De esto hablamos Zalabardo y yo al
mirar la lista de adiciones, rectificaciones o aclaraciones que aparecerán en
la próxima versión. Porque encontramos cosas curiosas. ¿Erróneas? No,
simplemente que demuestran esas prisas o esa presión del entorno. La gente
debería entender que para que una palabra sea válida no tiene por qué aparecer
en ningún listado; basta con que haya quien la utilice y nos entendamos con
ella. Su empleo se generalizará o no, pero ahí está.
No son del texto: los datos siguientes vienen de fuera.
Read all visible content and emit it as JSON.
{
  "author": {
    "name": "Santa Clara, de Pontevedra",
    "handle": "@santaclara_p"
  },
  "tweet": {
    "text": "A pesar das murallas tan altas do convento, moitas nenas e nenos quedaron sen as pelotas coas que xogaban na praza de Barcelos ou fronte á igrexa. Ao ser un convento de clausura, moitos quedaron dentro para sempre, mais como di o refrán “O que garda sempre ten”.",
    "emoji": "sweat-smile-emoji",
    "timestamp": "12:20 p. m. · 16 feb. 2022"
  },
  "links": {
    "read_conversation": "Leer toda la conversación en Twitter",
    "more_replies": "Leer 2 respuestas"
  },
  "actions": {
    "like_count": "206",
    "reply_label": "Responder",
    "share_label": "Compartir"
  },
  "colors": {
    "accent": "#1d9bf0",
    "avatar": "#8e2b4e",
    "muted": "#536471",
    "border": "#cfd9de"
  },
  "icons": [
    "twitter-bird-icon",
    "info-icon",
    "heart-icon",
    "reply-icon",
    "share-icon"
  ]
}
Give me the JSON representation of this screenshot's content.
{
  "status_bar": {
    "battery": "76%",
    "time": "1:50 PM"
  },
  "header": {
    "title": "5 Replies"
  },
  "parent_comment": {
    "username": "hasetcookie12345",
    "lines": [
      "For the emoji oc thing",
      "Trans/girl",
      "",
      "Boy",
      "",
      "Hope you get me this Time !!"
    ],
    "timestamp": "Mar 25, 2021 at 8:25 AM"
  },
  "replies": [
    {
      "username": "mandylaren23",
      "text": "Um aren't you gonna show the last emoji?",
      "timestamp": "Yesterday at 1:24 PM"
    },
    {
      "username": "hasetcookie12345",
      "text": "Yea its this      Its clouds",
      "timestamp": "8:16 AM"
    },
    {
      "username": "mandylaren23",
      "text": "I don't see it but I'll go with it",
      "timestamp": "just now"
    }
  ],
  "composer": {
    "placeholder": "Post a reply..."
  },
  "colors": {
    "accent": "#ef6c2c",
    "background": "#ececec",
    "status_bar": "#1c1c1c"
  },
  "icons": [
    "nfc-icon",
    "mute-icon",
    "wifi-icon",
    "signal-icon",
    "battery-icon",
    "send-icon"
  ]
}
Y ya digo que la lista
actual no es que me parezca errónea, sino que no pasaría nada si algunas no
estuvieran.
Uno de los temas que me plantea
Zalabardo es la rapidez con que se da entrada a todo el vocabulario referido a
la lamentable epidemia que sufrimos. Entre ellas, vemos cuarentenear,
‘pasar la cuarentena’. La palabra se ajusta fielmente al modo en que nuestra
lengua puede generar nuevas palabras; por tanto, es legítimo su uso. Pero, si
le damos entrada en el Diccionario, ¿no sería justo dársela
también a gripear, ‘pasar la gripe’ o jaquequear,
‘estar padeciendo jaqueca’ o tantas más parecidas? En este caso concreto,
sorprende el rápido ingreso de covid y que solo ahora aparezca ébola,
palabra de más larga historia.
Otro caso: se añade a galdosiano —será por eso del centenario— y berlanguiano; ¿por qué no aparecen machadiano, lorquiano, juanrramoniano, valleinclanesco y todas las que hacen referencia al estilo o seguimiento de un autor? Y si se puede hablar de precipitación al dar entrada a algunas palabras, ¿por qué esa tardanza en recoger chupasangre o pegapases, que ya tienen sus añitos? Lo mismo sucede con términos arquitectónicos como naos, escena, orquesta y algún otro que hasta ahora no aparecían recogidos del modo debido.
Podría continuar porque hay más.
Pero no quiero callar lo que más ha sorprendido a Zalabardo, tal vez porque los
dos somos de pueblo y, además, de un pueblo que en gran medida vive del cultivo
de la aceituna y el cereal. Me pregunta mi amigo cómo hasta ahora el DLE
no se había enterado de que no todas las aceitunas son iguales, sino que hay
variedades: hojiblanca, verdial, cornicabra,
arbequina, picual… Que les pregunten, si no, a
nuestros amigos Curro Garrido o Antonio Delgado, que de esto
saben un rato, si esas aceitunas existían o no antes de que el DLE
recogiera sus nombres.
En fin, bienvenidas sean las
adiciones, rectificaciones y supresiones; pero que no se olvide que nunca las
prisas fueron buenas y nunca ha sido mal consejo eso de que, para andar bien,
es importante dar los pasos de uno en uno.